A dozen wasted years later, the climate problem has grown hugely, so this time everybody else is determined that the US must be aboard – and Barack Obama also wants the United States to be part of the treaty. But we recently learned what he thinks is “pragmatic”. It is that the United States should cut its emissions back to the 1990 level by 2020.

“Pragmatism” is the excuse you use when you do less than you

should, because doing more is too hard. Taking a dozen years just to get

back US emissions back down to where they were in 1990 definitely qualifies

as “pragmatic,” but it also qualifies as suicidal folly.

The Hadley Climate Centre in England, one of the world’s most

respected sources of climate predictions, recently released a study showing

that even rapid cuts in global greenhouse gas emissions, turning the

current one percent annual growth into a three percent annual decline

within a few years, would still warm the world by 1.7 degrees Celsius by

2050.

That is dangerously near the two degrees C rise in average global

temperature which is the point of no return. Further warming would trigger

natural processes that release vast quantities of greenhouse gases into the

atmosphere from melting permafrost and warming oceans. These processes,

once begun, are unstoppable, and could make the planet four, five or six

degrees hotter than the present by the end of the century.

At those temperatures, much of the planet turns to desert, and the

remaining farmland, mostly in the high latitudes, can support at best ten

or twenty percent of the world’s current population. That is why the

official policy of the European Union is never to exceed two degrees of

warming.

The Obama administration’s offer falls far short of that goal.

Under the Kyoto accord the US promised a 7 percent cut on 1990 emissions by

2012, but President Bush abandoned that target and American emissions are

now 16 percent above the 1990 level.

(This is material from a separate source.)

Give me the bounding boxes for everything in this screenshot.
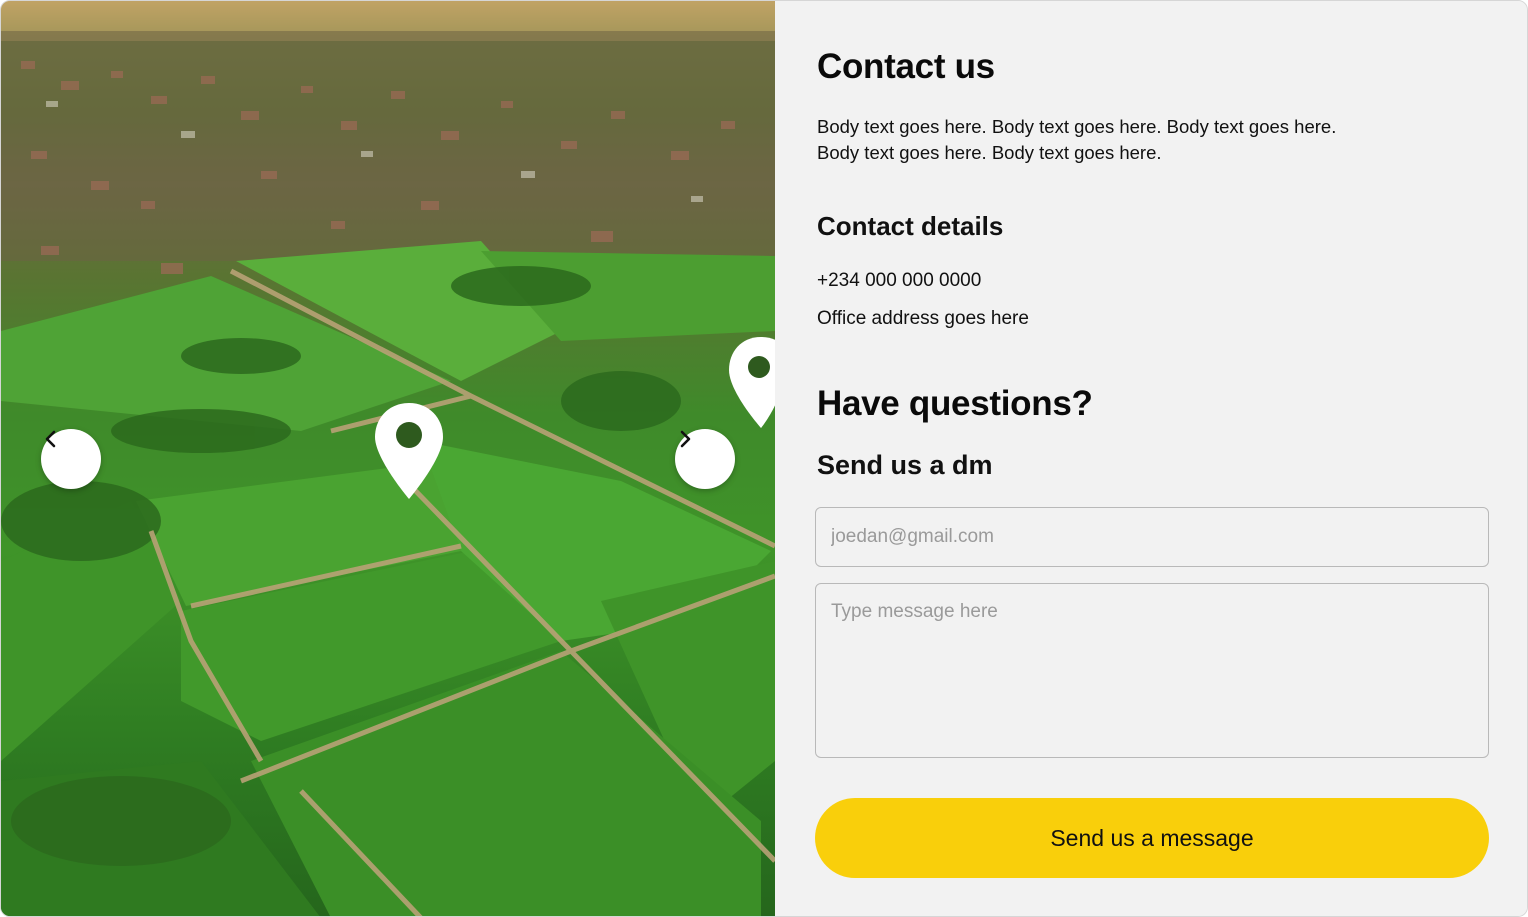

President Obama is only promising to

get back down to the 1990 level over the next eleven years, and forget

about the further cuts that the US signed up to a dozen years ago.

Obama is clearly calculating how much he can get through Congress.

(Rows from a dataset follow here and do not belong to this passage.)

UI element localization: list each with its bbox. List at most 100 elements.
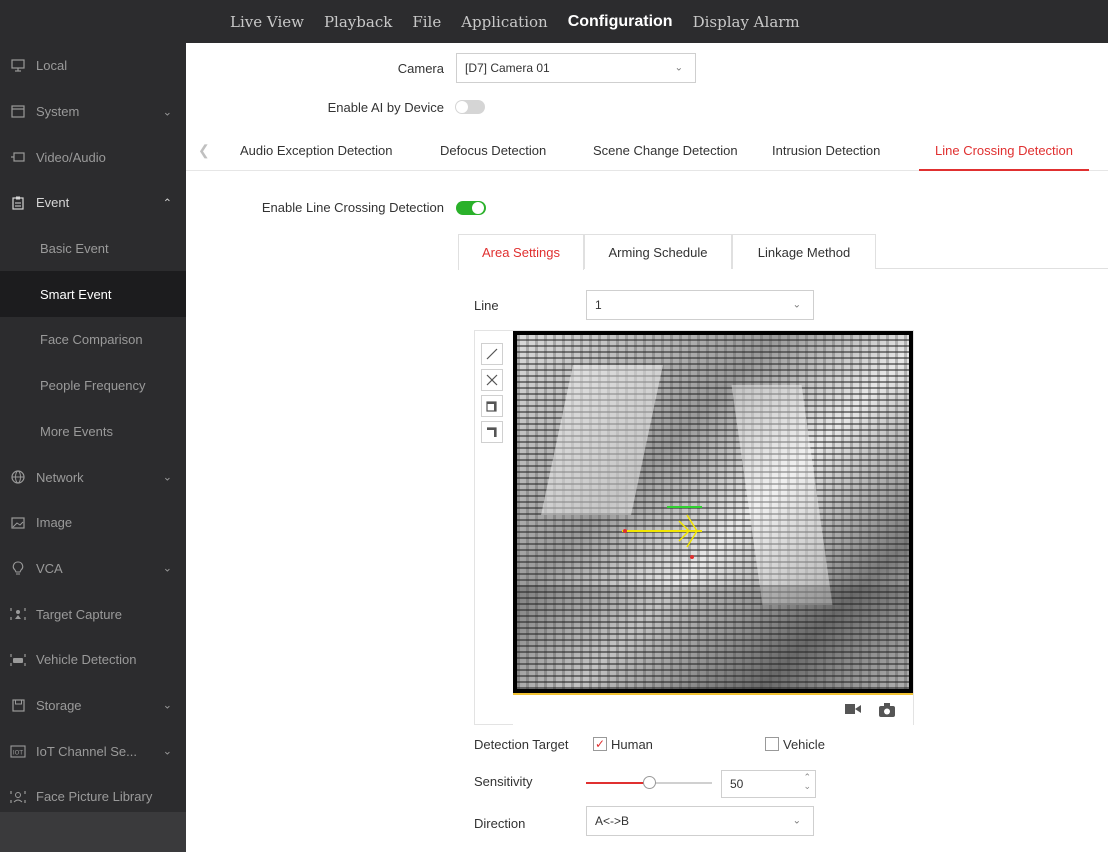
- crossing-line-overlay[interactable]: [517, 335, 909, 689]
- sidebar-item-label: Vehicle Detection: [36, 652, 137, 668]
- sidebar-item-label: Smart Event: [40, 286, 112, 302]
- globe-icon: [10, 469, 26, 485]
- direction-select-value: A<->B: [595, 814, 630, 828]
- sidebar-item-label: Event: [36, 195, 70, 211]
- sensitivity-slider-handle[interactable]: [643, 776, 656, 789]
- sidebar-item-label: Local: [36, 58, 68, 74]
- sidebar-item-vca[interactable]: VCA ⌄: [0, 546, 186, 592]
- tab-intrusion[interactable]: Intrusion Detection: [772, 131, 880, 171]
- line-select[interactable]: 1 ⌄: [586, 290, 814, 320]
- sidebar: Local System ⌄ Video/Audio Event ⌃ Basic…: [0, 43, 186, 852]
- image-icon: [10, 515, 26, 531]
- sidebar-item-smart-event[interactable]: Smart Event: [0, 271, 186, 318]
- sidebar-item-label: Face Picture Library: [36, 789, 153, 805]
- chevron-down-icon: ⌄: [162, 699, 172, 712]
- detection-target-label: Detection Target: [474, 737, 569, 752]
- enable-ai-label: Enable AI by Device: [327, 100, 444, 115]
- sidebar-item-label: More Events: [40, 423, 113, 439]
- region-icon-2[interactable]: [481, 421, 503, 443]
- sidebar-item-label: System: [36, 104, 80, 120]
- check-icon: ✓: [594, 737, 606, 751]
- sensitivity-label: Sensitivity: [474, 774, 533, 789]
- sidebar-item-iot-channel[interactable]: IOT IoT Channel Se... ⌄: [0, 728, 186, 774]
- tab-audio-exception[interactable]: Audio Exception Detection: [240, 131, 392, 171]
- enable-ai-toggle[interactable]: [455, 100, 485, 114]
- tab-defocus[interactable]: Defocus Detection: [440, 131, 546, 171]
- car-icon: [10, 652, 26, 668]
- sidebar-item-image[interactable]: Image: [0, 500, 186, 546]
- bulb-icon: [10, 560, 26, 576]
- nav-live-view[interactable]: Live View: [230, 13, 304, 31]
- sidebar-item-basic-event[interactable]: Basic Event: [0, 226, 186, 272]
- chevron-down-icon: ⌄: [674, 62, 683, 74]
- sidebar-item-storage[interactable]: Storage ⌄: [0, 683, 186, 729]
- tab-linkage-method[interactable]: Linkage Method: [732, 234, 876, 269]
- sidebar-item-local[interactable]: Local: [0, 43, 186, 89]
- nav-playback[interactable]: Playback: [324, 13, 392, 31]
- human-checkbox[interactable]: ✓: [593, 737, 607, 751]
- sidebar-item-vehicle-detection[interactable]: Vehicle Detection: [0, 637, 186, 683]
- top-nav: Live View Playback File Application Conf…: [230, 0, 820, 43]
- draw-line-icon[interactable]: [481, 343, 503, 365]
- chevron-down-icon: ⌄: [162, 106, 172, 119]
- video-toolbar: [513, 693, 913, 725]
- sidebar-item-label: People Frequency: [40, 378, 146, 394]
- sensitivity-slider-track[interactable]: [586, 776, 712, 789]
- tab-arming-schedule[interactable]: Arming Schedule: [584, 234, 732, 269]
- nav-file[interactable]: File: [412, 13, 441, 31]
- sensitivity-slider-fill: [586, 782, 649, 784]
- sidebar-item-label: Storage: [36, 697, 82, 713]
- svg-text:IOT: IOT: [13, 749, 23, 756]
- region-icon-1[interactable]: [481, 395, 503, 417]
- sidebar-item-label: Network: [36, 469, 84, 485]
- sensitivity-value: 50: [730, 777, 744, 791]
- enable-lcd-toggle[interactable]: [456, 201, 486, 215]
- top-bar: Live View Playback File Application Conf…: [0, 0, 1108, 43]
- sidebar-item-label: IoT Channel Se...: [36, 743, 137, 759]
- record-icon[interactable]: [845, 703, 861, 718]
- line-label: Line: [474, 298, 499, 313]
- sidebar-item-label: VCA: [36, 560, 63, 576]
- sidebar-footer: [0, 812, 186, 852]
- nav-configuration[interactable]: Configuration: [568, 13, 673, 31]
- monitor-icon: [10, 58, 26, 74]
- chevron-down-icon: ⌄: [162, 562, 172, 575]
- tab-scene-change[interactable]: Scene Change Detection: [593, 131, 738, 171]
- sidebar-item-label: Image: [36, 515, 73, 531]
- chevron-down-icon: ⌄: [792, 299, 801, 311]
- main-panel: Camera [D7] Camera 01 ⌄ Enable AI by Dev…: [186, 43, 1108, 852]
- enable-lcd-label: Enable Line Crossing Detection: [261, 200, 444, 215]
- direction-label: Direction: [474, 816, 526, 831]
- sidebar-item-face-comparison[interactable]: Face Comparison: [0, 317, 186, 363]
- camera-select[interactable]: [D7] Camera 01 ⌄: [456, 53, 696, 83]
- video-icon: [10, 149, 26, 165]
- camera-snapshot-icon[interactable]: [879, 703, 895, 720]
- tab-line-crossing[interactable]: Line Crossing Detection: [919, 131, 1090, 171]
- sidebar-item-people-frequency[interactable]: People Frequency: [0, 363, 186, 409]
- sidebar-item-video-audio[interactable]: Video/Audio: [0, 134, 186, 180]
- detection-tabs: ❮ Audio Exception Detection Defocus Dete…: [186, 131, 1108, 171]
- spinner-icon[interactable]: ⌃ ⌄: [803, 773, 811, 791]
- clear-icon[interactable]: [481, 369, 503, 391]
- nav-application[interactable]: Application: [461, 13, 548, 31]
- sidebar-item-more-events[interactable]: More Events: [0, 409, 186, 455]
- direction-select[interactable]: A<->B ⌄: [586, 806, 814, 836]
- nav-display-alarm[interactable]: Display Alarm: [693, 13, 800, 31]
- chevron-up-icon: ⌃: [162, 197, 172, 210]
- chevron-down-icon: ⌄: [162, 745, 172, 758]
- sidebar-item-network[interactable]: Network ⌄: [0, 454, 186, 500]
- sidebar-item-label: Face Comparison: [40, 332, 143, 348]
- window-icon: [10, 104, 26, 120]
- target-icon: [10, 606, 26, 622]
- tab-area-settings[interactable]: Area Settings: [458, 234, 584, 270]
- sensitivity-input[interactable]: 50 ⌃ ⌄: [721, 770, 816, 798]
- vehicle-checkbox[interactable]: [765, 737, 779, 751]
- sidebar-item-target-capture[interactable]: Target Capture: [0, 591, 186, 637]
- vehicle-label: Vehicle: [783, 737, 825, 752]
- sidebar-item-system[interactable]: System ⌄: [0, 89, 186, 135]
- sidebar-item-event[interactable]: Event ⌃: [0, 180, 186, 226]
- clipboard-icon: [10, 195, 26, 211]
- camera-video-feed[interactable]: [513, 331, 913, 693]
- chevron-left-icon[interactable]: ❮: [198, 142, 210, 159]
- drawing-tools: [481, 343, 505, 447]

As Pershing said in Bonn, “If we set a target that is un-meetable

technically, or we can’t pass it politically, then we’re in the same

position we are in now -- where the world looks to us and we are out of the

regime.”

But this isn’t an ordinary bill where you settle for what you can

get through Congress after the usual horse-trading. If there’s going to be

a forty-day flood, you either build an ark or you learn to breathe

underwater. Building half an ark is not a useful option.

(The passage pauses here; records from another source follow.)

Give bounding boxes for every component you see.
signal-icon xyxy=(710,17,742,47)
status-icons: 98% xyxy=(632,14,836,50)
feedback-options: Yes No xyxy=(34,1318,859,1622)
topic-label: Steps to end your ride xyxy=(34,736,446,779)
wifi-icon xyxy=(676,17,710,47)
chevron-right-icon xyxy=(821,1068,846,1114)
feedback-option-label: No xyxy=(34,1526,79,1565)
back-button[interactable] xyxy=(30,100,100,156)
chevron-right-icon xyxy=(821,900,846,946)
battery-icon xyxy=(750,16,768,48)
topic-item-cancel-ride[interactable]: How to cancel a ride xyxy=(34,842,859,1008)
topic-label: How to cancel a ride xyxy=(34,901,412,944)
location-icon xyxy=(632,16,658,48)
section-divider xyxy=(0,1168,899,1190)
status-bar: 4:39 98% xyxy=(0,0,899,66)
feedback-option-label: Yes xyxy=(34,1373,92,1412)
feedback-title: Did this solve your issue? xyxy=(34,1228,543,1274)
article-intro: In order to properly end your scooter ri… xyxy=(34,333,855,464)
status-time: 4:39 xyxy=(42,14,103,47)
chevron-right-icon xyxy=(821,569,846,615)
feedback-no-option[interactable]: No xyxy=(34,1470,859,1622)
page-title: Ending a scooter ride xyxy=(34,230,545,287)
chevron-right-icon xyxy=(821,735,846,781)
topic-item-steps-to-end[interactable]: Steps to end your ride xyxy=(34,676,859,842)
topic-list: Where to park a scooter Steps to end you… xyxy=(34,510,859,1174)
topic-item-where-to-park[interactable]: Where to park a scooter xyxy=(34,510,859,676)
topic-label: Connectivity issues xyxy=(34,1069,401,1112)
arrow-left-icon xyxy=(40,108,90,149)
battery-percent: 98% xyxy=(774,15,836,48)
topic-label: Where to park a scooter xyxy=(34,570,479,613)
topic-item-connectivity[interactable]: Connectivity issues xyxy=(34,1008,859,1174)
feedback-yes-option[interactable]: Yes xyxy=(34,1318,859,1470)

Obama’s offer means that the United States would be cutting its

emissions not by three percent annually, the minimum global target if we

hope to avoid more than two degrees of warming, but by only half that

amount. In the long term, it leads inexorably to disaster.

The other two major delinquents among the industrialised countries

are following similar tactics. Australia, which had long been in denial

about climate change, ratified the Kyoto accord after the 2007 election,

but the new government is offering emissions cuts of only between five and

fifteen percent by 2020. That is a target that makes even Obama’s offer

look good.

Canada, which ratified the Kyoto accord long ago and promised a six

percent cut in emissions by 2012, simply ignored its obligations and is now

20 percent above its 1990 level of emissions. It has no intention of trying

to make up the lost ground, and has unilaterally moved its benchmark from

1990 to 2006.

Most other industrialised countries are on track to meet or exceed

their modest Kyoto targets. Britain and Germany will both be 20 percent

below their 1990 emissions level by 2012, and Germany is promising 40

percent cuts by 2020. The European Union as a whole promises a 20 percent

cut by 2020, but will go up to 30 percent if other industrial countries do

the same.

Even that would barely meet the annual three percent cut in

emissions we need if we are not to sail through the two-degree point of no

return and trigger runaway warming. And we have yet to figure out how to

bring the rapidly developing countries into the regime, for their

emissions, though starting from a low base, are growing very fast.

We are in deep trouble, and “pragmatism” will not save us.

Gwynne Dyer is a London-based independent journalist.